Il rito giapponese con il riso di Pavia Ecco il primo sake fatto in Lombardia
La startup: produrremo mille bottiglie al mese
PAVIA Nella Bassa, in un territorio in cui gli specchi d’acqua delle risaie si alternano ai campi a secco che danno origine a pregiati chicchi, nasce il primo sake lombardo. Fedele alla tradizione giapponese, ma made in Pavia, perché ottenuto dal Carnaroli. L’ idea è venuta a Misal Memeo, 33enne di Vistarino, ex ricercatore in chimica organica, e a Nicola Coppe, birraio. Dal loro incontro è nata la startup Riso Saké, premiata con 10 mila euro all’Open Summit Startupitalia dell’università Bocconi come prima classificata dei cinque progetti finalisti dell’edizione 2019. «Le cinque premiate di quest’anno — dice Tommaso Mazzocchi, presidente del Polo Tecnologico di Pavia — hanno idee imprenditoriali che possono fare presa sul mercato e mi auguro che abbiano il successo delle aziende vincitrici dello scorso anno, oggi in fase di forte crescita». Su 100 idee presentate ha vinto la riuscita contaminazione della tradizione risicola pavese e quella giapponese del nihonshu, in Italia noto come sake, la tradizionale bevanda alcolica ottenuta dalla fermentazione del riso.

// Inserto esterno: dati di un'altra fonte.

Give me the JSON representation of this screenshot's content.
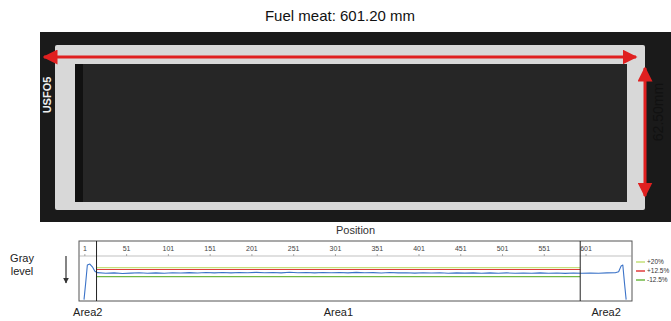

«La società Riso Sake verrà registrata all’inizio del 2020, avrà come sede principale Pavia, e un’ unità operativa nella provincia di Belluno — spiega Misal Memeo —. Il riso che selezioneremo arriverà sempre e comunque dal Pavese, proveniente da micro-produttori, quindi assolutamente chilometro zero». Per il sake pavese, Misal e Nicola hanno seguito la linea della tradizione giapponese, inserendo però importanti innovazioni che hanno consentito di «addomesticare» il riso Carnaroli, molto diverso nella struttura e nel sapore da quello orientale. «In passato ci sono stati altri tentativi di preparazione di sake di Carnaroli, ma per quanto è noto sono tutti falliti». Mille bottiglie al mese, la capacità produttiva stimata in avvio della realtà pavese, e due varianti appena lanciate:
Mövat e Vero, entrambi fatti al 100% con riso Carnaroli, koji (il fungo fermento della cucina giapponese, ndr) e lieviti. «Mövat è un sake frizzante rifermentato in bottiglia, nato dalla fusione della tradizione giapponese dell’uso del koji, da quella italiana dello spumante metodo classico e dall’utilizzo dei lieviti lager — raccontano i due produttori —. Vero è invece il sake tradizionale, dove fa capolino la pavesità con le note dell’iconico riso che emergono nel retrogusto. Siamo già pronti per sperimentare con altre variazioni sul sake, per esempio luppolato».
La produzione sarà sostenibile, consentendo di dare una seconda vita anche agli scarti. «All’interno del nostro processo produttivo utilizziamo anche le rotture di riso, che tipicamente vengono usate per prodotti di scarso valore commerciale come mangime e gallette. Noi invece le valorizziamo per la preparazione di prodotti dall’elevato valore economico». Le proprietà del riso fanno bene alla pelle: con il riso fermentato, il sake Kasu da cui è stato ottenuto il sake, i due startupper hanno realizzato saponette scrub 100% naturali, e stanno studiando la formulazione di maschere cosmetiche.